The regulated transcription of genes required for peroxisome biogenesis is the connection between cell signalling and peroxisome biology. Combined biochemical fractionation and mass spectrometry approaches was used for studies to identify over 85 different proteins found in peroxisomes. However, enzymes that are involved in metabolic processes carried out by peroxisomes have been primarily identified, although mevalonate and phosphomevalonate kinase are classified as peroxisomal proteins. The first report about peroxisome as signalling organelles appear by Dixit et al. They demonstrated that besides mitochondria, mitochondrial antiviral signalling protein (MAVS)also localize at peroxisome and is crucial for antiviral innate immunity. The role of peroxisome in innate immune response was further expanded by the same group and it is reported that peroxisomes increases expression of type III interferon in response to diverse pathogenic stimuli.
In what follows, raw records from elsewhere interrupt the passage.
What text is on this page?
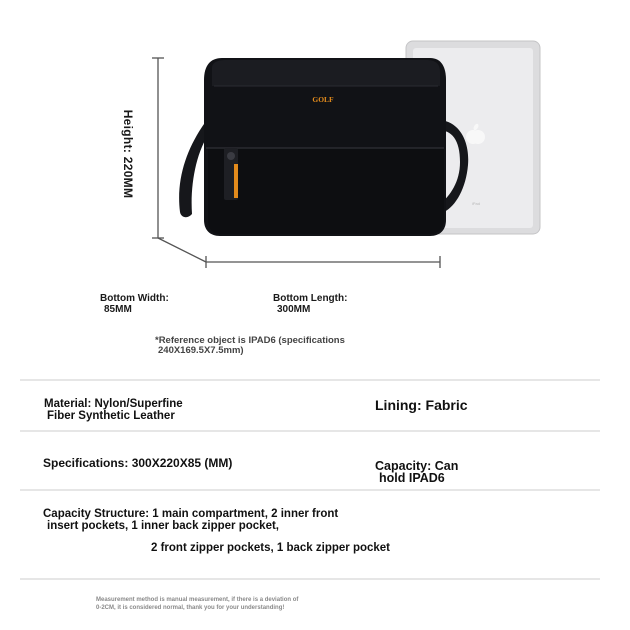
iPad
GOLF
Height: 220MM
Bottom Width:
85MM
Bottom Length:
300MM
*Reference object is IPAD6 (specifications
240X169.5X7.5mm)
Material: Nylon/Superfine
Fiber Synthetic Leather
Lining: Fabric
Specifications: 300X220X85 (MM)	Capacity: Can
hold IPAD6
Capacity Structure: 1 main compartment, 2 inner front
insert pockets, 1 inner back zipper pocket,
2 front zipper pockets, 1 back zipper pocket
Measurement method is manual measurement, if there is a deviation of
0-2CM, it is considered normal, thank you for your understanding!
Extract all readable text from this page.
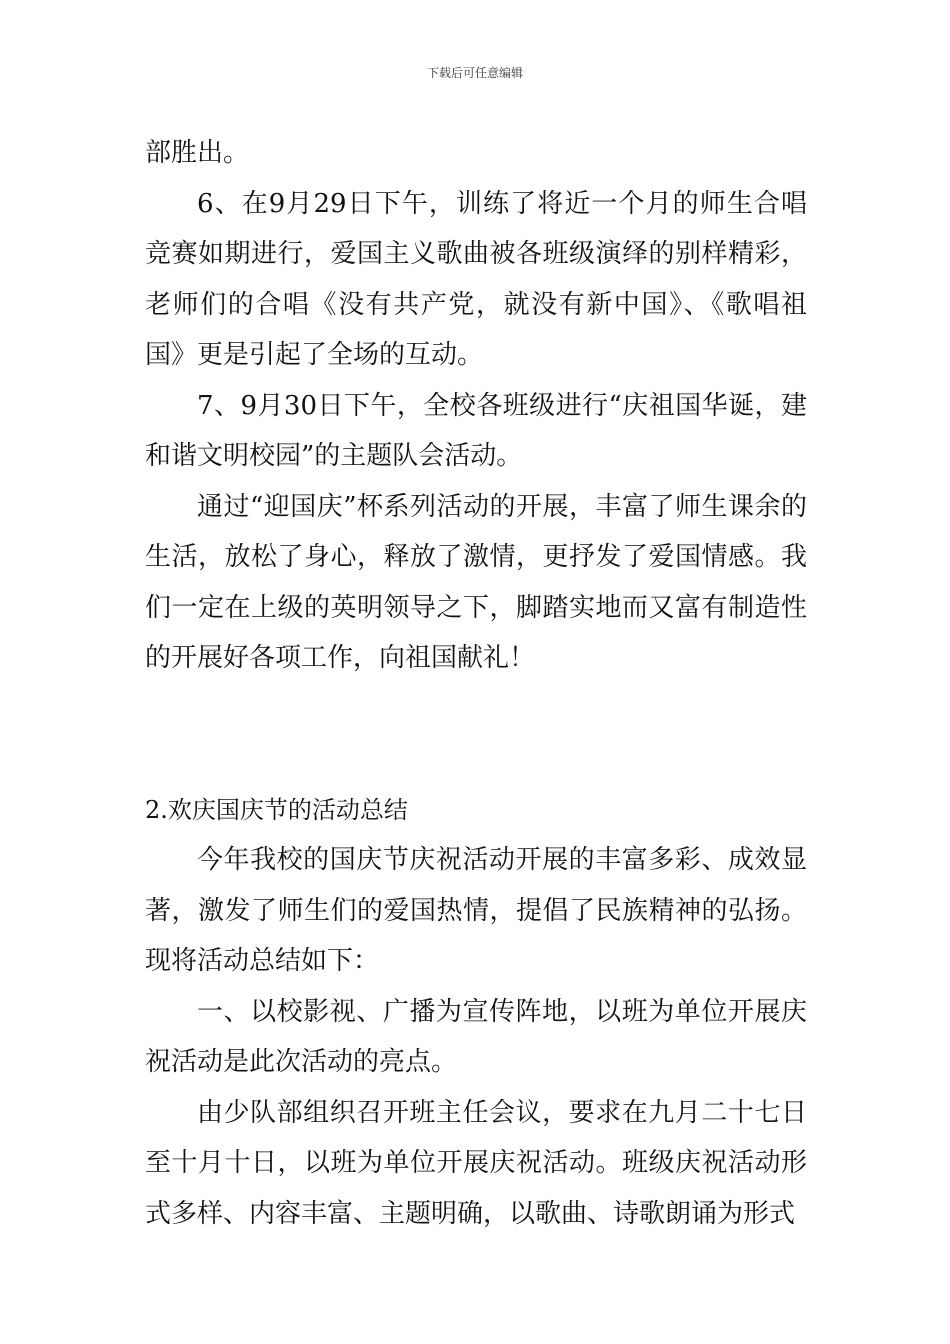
下载后可任意编辑

部胜出。

6、在9月29日下午，训练了将近一个月的师生合唱竞赛如期进行，爱国主义歌曲被各班级演绎的别样精彩，老师们的合唱《没有共产党，就没有新中国》、《歌唱祖国》更是引起了全场的互动。

7、9月30日下午，全校各班级进行“庆祖国华诞，建和谐文明校园”的主题队会活动。

通过“迎国庆”杯系列活动的开展，丰富了师生课余的生活，放松了身心，释放了激情，更抒发了爱国情感。我们一定在上级的英明领导之下，脚踏实地而又富有制造性的开展好各项工作，向祖国献礼！

2.欢庆国庆节的活动总结

今年我校的国庆节庆祝活动开展的丰富多彩、成效显著，激发了师生们的爱国热情，提倡了民族精神的弘扬。现将活动总结如下：

一、以校影视、广播为宣传阵地，以班为单位开展庆祝活动是此次活动的亮点。

由少队部组织召开班主任会议，要求在九月二十七日至十月十日，以班为单位开展庆祝活动。班级庆祝活动形式多样、内容丰富、主题明确，以歌曲、诗歌朗诵为形式
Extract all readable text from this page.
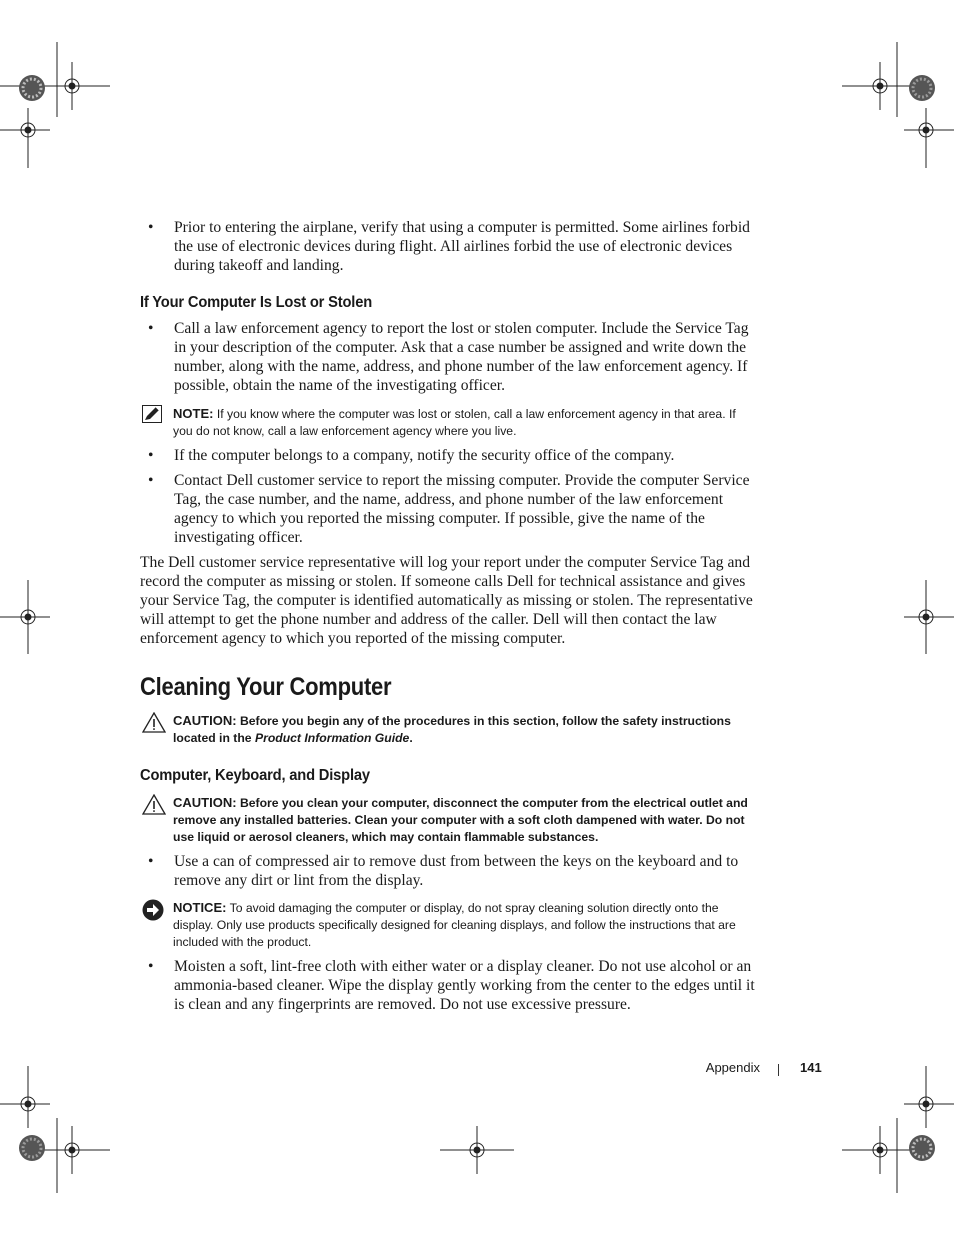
• Prior to entering the airplane, verify that using a computer is permitted. Some airlines forbid the use of electronic devices during flight. All airlines forbid the use of electronic devices during takeoff and landing.
If Your Computer Is Lost or Stolen
• Call a law enforcement agency to report the lost or stolen computer. Include the Service Tag in your description of the computer. Ask that a case number be assigned and write down the number, along with the name, address, and phone number of the law enforcement agency. If possible, obtain the name of the investigating officer.
NOTE: If you know where the computer was lost or stolen, call a law enforcement agency in that area. If you do not know, call a law enforcement agency where you live.
• If the computer belongs to a company, notify the security office of the company.
• Contact Dell customer service to report the missing computer. Provide the computer Service Tag, the case number, and the name, address, and phone number of the law enforcement agency to which you reported the missing computer. If possible, give the name of the investigating officer.

The Dell customer service representative will log your report under the computer Service Tag and record the computer as missing or stolen. If someone calls Dell for technical assistance and gives your Service Tag, the computer is identified automatically as missing or stolen. The representative will attempt to get the phone number and address of the caller. Dell will then contact the law enforcement agency to which you reported of the missing computer.

Cleaning Your Computer
CAUTION: Before you begin any of the procedures in this section, follow the safety instructions located in the Product Information Guide.
Computer, Keyboard, and Display
CAUTION: Before you clean your computer, disconnect the computer from the electrical outlet and remove any installed batteries. Clean your computer with a soft cloth dampened with water. Do not use liquid or aerosol cleaners, which may contain flammable substances.
• Use a can of compressed air to remove dust from between the keys on the keyboard and to remove any dirt or lint from the display.
NOTICE: To avoid damaging the computer or display, do not spray cleaning solution directly onto the display. Only use products specifically designed for cleaning displays, and follow the instructions that are included with the product.
• Moisten a soft, lint-free cloth with either water or a display cleaner. Do not use alcohol or an ammonia-based cleaner. Wipe the display gently working from the center to the edges until it is clean and any fingerprints are removed. Do not use excessive pressure.
Appendix	141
Tuberous Sclerosis Complex 2 (TSC2) works as a negative regulator of mammalian target of rapamycin complex 1 (mTORC1) signalling. GTPase activating protein (GAP) is formed by TSC2 and TSC1 and can be found in the endomembrane and regulates Ras homolog enriched in brain (Rheb), which is needed for mTORC1 signalling. On mTORC1 signalling, TSC1/2 works as a ‘brake’. AMP kinase (AMPK) phosphorylation in response to energy stress will activate TSC.TSC will be inactivated when TSC2 is phosphorylated by other kinases in response to growth factor signalling, such as protein kinase B(AKT). AKT creates a 14-3-3 binding site, which removes TSC2 from the membrane, isolating it in the cytosol and relieving inhibition of Rheb to inactivate TSC.
Ataxia telangiectasia mutated (ATM) is a kinase that repairs DNA and the ‘first responder’ to double-strand breaks in DNA. ATM triggers several downstream signalling cascades that start DNA repair, cell cycle arrest and apoptosis when activated by DNA damage. Other than regulating cellular reactive oxygen species (ROS) level, ATM is used for carbon metabolism, adipocyte differentiation and glucose homeostasis, insulin resistance, cardiac remodelling and induction of autophagy.
Cross-talk between signalling pathways in which the TSC-2 and ATM tumour suppressors participate requires peroxisomes. Oxidative stress causes cytoplasmic ATM to activate. ATM phosphorylated LKB in response to exogenous or endogenous ROS, and later reactive nitrogen species (RNS) to activate AMPK and TSC2. As a result, mTORC1 signalling was shut off, decreasing protein synthesis and activating autophagy. A new function for ATM in the cytoplasm was established and a new signalling pathway is identified in which both ATM and TSC2 participated to regulate autophagy in response to oxidative stress.
Soon, these early studies were followed by data that the TSC signalling node (TSC1, TSC2 and Rheb) was localized to the peroxisome. On TSC1 and TSC2, peroxisome targeting sequences were identified. If mutated, their localization to the peroxisome will be discontinued. Other data was about the TSC tumour suppressor will be activated by peroxisomal ROS when localized to the peroxisome, using drugs like fibrate Wy-14643, which triggers peroxisomes to produce more ROS. In the liver, Peroxisome proliferator-activated receptor (PPAR) activation by fibrates leads to an imbalance between PPAR-mediated transcription of peroxisomal ROS creating enzymes and ROS scavenging enzymes, causes the production of peroxisomal ROS increase. Hepatocarcinogenesis can occur due to this elevated ROS. Repression of mTORC1 occurred when TSC2 was activated by peroxisomal ROS, which increased autophagic flux in the cell.
The activation of the TSC tumour suppressor and specifically targets peroxisomes for pexophagy in response to ROS is mediated by ATM localization to the peroxisome. An initial report from the Watters group had localized ATM to the peroxisome, and identified a putative peroxisome import signal at the carboxyterminus of this kinase. ATM signals via LKB1 and AMPK to phosphorylate and activate TSC2, repressing mTORC1 and increasing autophagic flux when activated by peroxisomal ROS.